Intégration et Fédéralisme

Une question touche la plupart des États européens, qui sont devenus au cours des dernières années des pays d’immigration économique massive, en provenance de tous les continents (Amérique pour l’Espagne, Afrique pour la France, etc).

Même encore limitée, les flux intra-européens de main-d’œuvre font également sentir leurs conséquences : travailleurs polonais au Royaume-Uni, roumains en Italie, voire ukrainiens en Pologne, etc. La cohésion de nos sociétés - surtout là ou le modèle de référence est celui de l’Etat-nation(al) sans minorités historiquement reconnues - est souvent ressentie comme menacée, et la perception d’un « danger » que représenterait cette hétérogénéité donne lieu à des dérives populistes, voires xénophobes, incompatibles avec les valeurs démocratiques et humanistes dans lesquelles le projet europeen plonge ses racines.

Curieusement, en dépit du tourisme, l’étranger – dès lors qu’il réside durablement parmi nous - reste fréquemment perçu comme un danger, et non comme un partenaire, un ami et un concitoyen possible…

Définir la notion d’identité

Mais au-delà de cette « pétition de principes », la question reste posée, à deux niveaux au moins :

 que signifie aujourd’hui la notion d’identité(s) : ce qui est identique (égal) ou particulier (personnel) ?

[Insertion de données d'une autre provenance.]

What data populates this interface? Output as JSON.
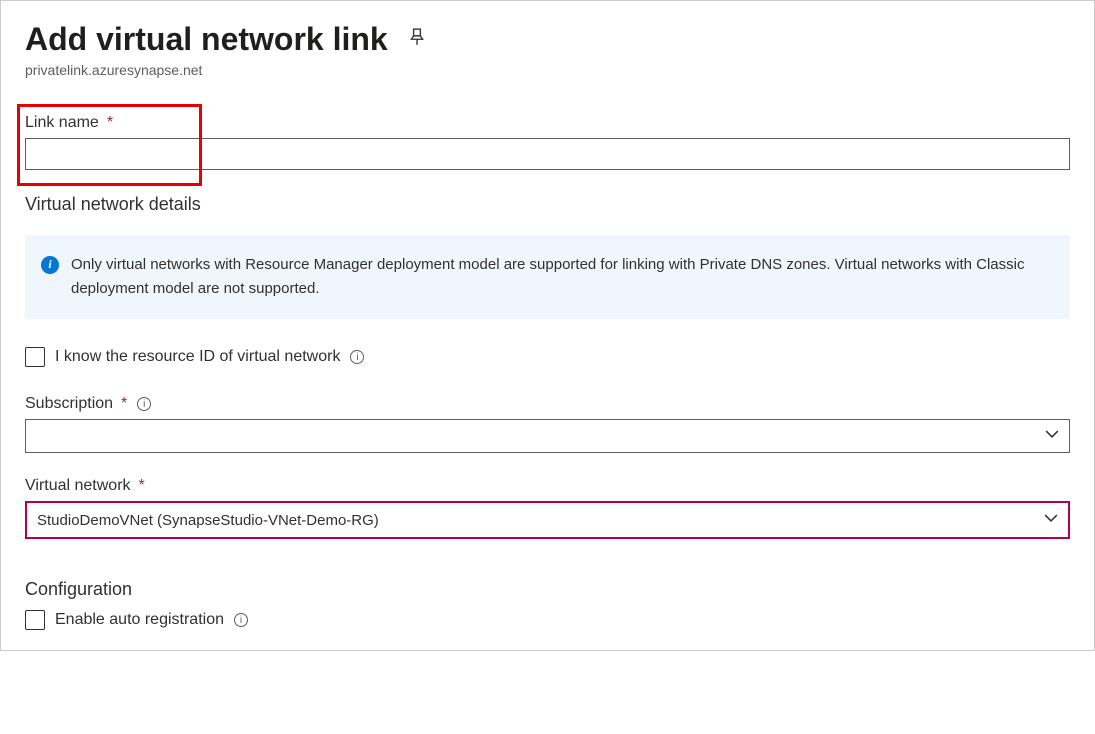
{
  "header": {
    "title": "Add virtual network link",
    "subtitle": "privatelink.azuresynapse.net"
  },
  "linkName": {
    "label": "Link name",
    "value": ""
  },
  "vnetDetails": {
    "heading": "Virtual network details",
    "infoText": "Only virtual networks with Resource Manager deployment model are supported for linking with Private DNS zones. Virtual networks with Classic deployment model are not supported."
  },
  "knowResourceId": {
    "label": "I know the resource ID of virtual network"
  },
  "subscription": {
    "label": "Subscription",
    "value": ""
  },
  "virtualNetwork": {
    "label": "Virtual network",
    "value": "StudioDemoVNet (SynapseStudio-VNet-Demo-RG)"
  },
  "configuration": {
    "heading": "Configuration",
    "autoRegLabel": "Enable auto registration"
  }
}
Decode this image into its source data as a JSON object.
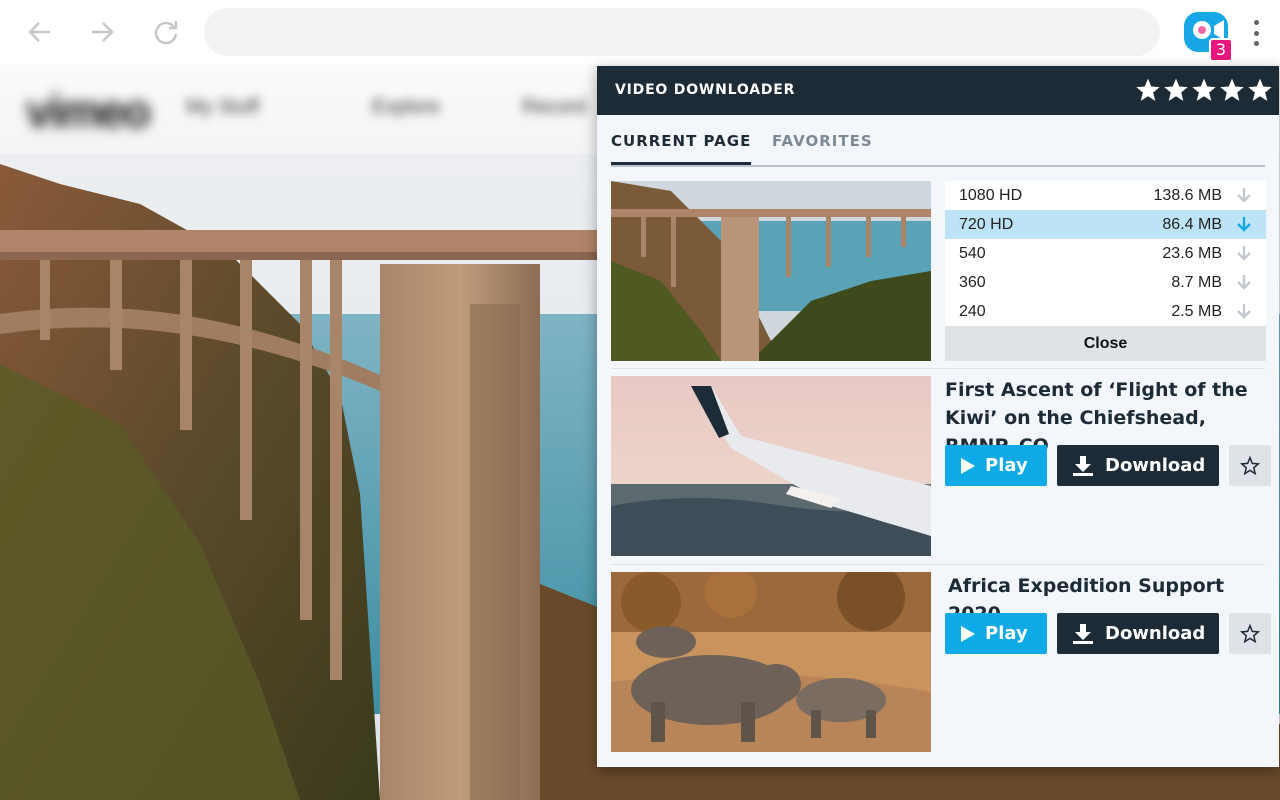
{
  "browser": {
    "back_icon": "arrow-left-icon",
    "forward_icon": "arrow-right-icon",
    "reload_icon": "reload-icon",
    "extension_badge": "3",
    "menu_icon": "more-vert-icon"
  },
  "popup": {
    "title": "VIDEO DOWNLOADER",
    "rating_stars": 5,
    "tabs": [
      {
        "label": "CURRENT PAGE",
        "active": true
      },
      {
        "label": "FAVORITES",
        "active": false
      }
    ],
    "quality_options": [
      {
        "label": "1080 HD",
        "size": "138.6 MB",
        "selected": false
      },
      {
        "label": "720 HD",
        "size": "86.4 MB",
        "selected": true
      },
      {
        "label": "540",
        "size": "23.6 MB",
        "selected": false
      },
      {
        "label": "360",
        "size": "8.7 MB",
        "selected": false
      },
      {
        "label": "240",
        "size": "2.5 MB",
        "selected": false
      }
    ],
    "close_label": "Close",
    "videos": [
      {
        "title": "First Ascent of ‘Flight of the Kiwi’ on the Chiefshead, RMNP, CO",
        "play_label": "Play",
        "download_label": "Download"
      },
      {
        "title": "Africa Expedition Support 2020",
        "play_label": "Play",
        "download_label": "Download"
      }
    ]
  },
  "colors": {
    "header_bg": "#1d2b36",
    "accent_blue": "#0fa9e6",
    "selected_row": "#bde4f6",
    "badge_pink": "#e8177d"
  }
}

Dans un espace marqué par la mobilité et le changement, notre identité devient multiple : « je suis citoyen suédois, musulman, d’origine kurde, médecin, chauve et amateur de rock » pourrait être demain une définition de personnalité au même titre que « cheminot lorrain catholique ». L’idée de « statut individuel » ou d’autonomie « culturelle » retrouve des adeptes, dès lors que les fondements généraux de l’ordre civique seraient respectés : protection des droits des femmes (qu’en est-il de l’application du droit matrimonial coranique, comme cela a été envisagé récemment par un Tribunal de Francfort ?), liberté religieuse (droit à la conversion ou à l’athéisme), etc. Le cadre juridique et les formes du contrôle de l’exercice de ces normes, sur un territoire ou au sein d’une communauté (que chacun doit pouvoir quitter) doivent être définis sans ambiguïté, même au prix d’une législation « touffue » et de mécanismes juridictionnels de gestion des conflits relativement complexes à mettre en œuvre.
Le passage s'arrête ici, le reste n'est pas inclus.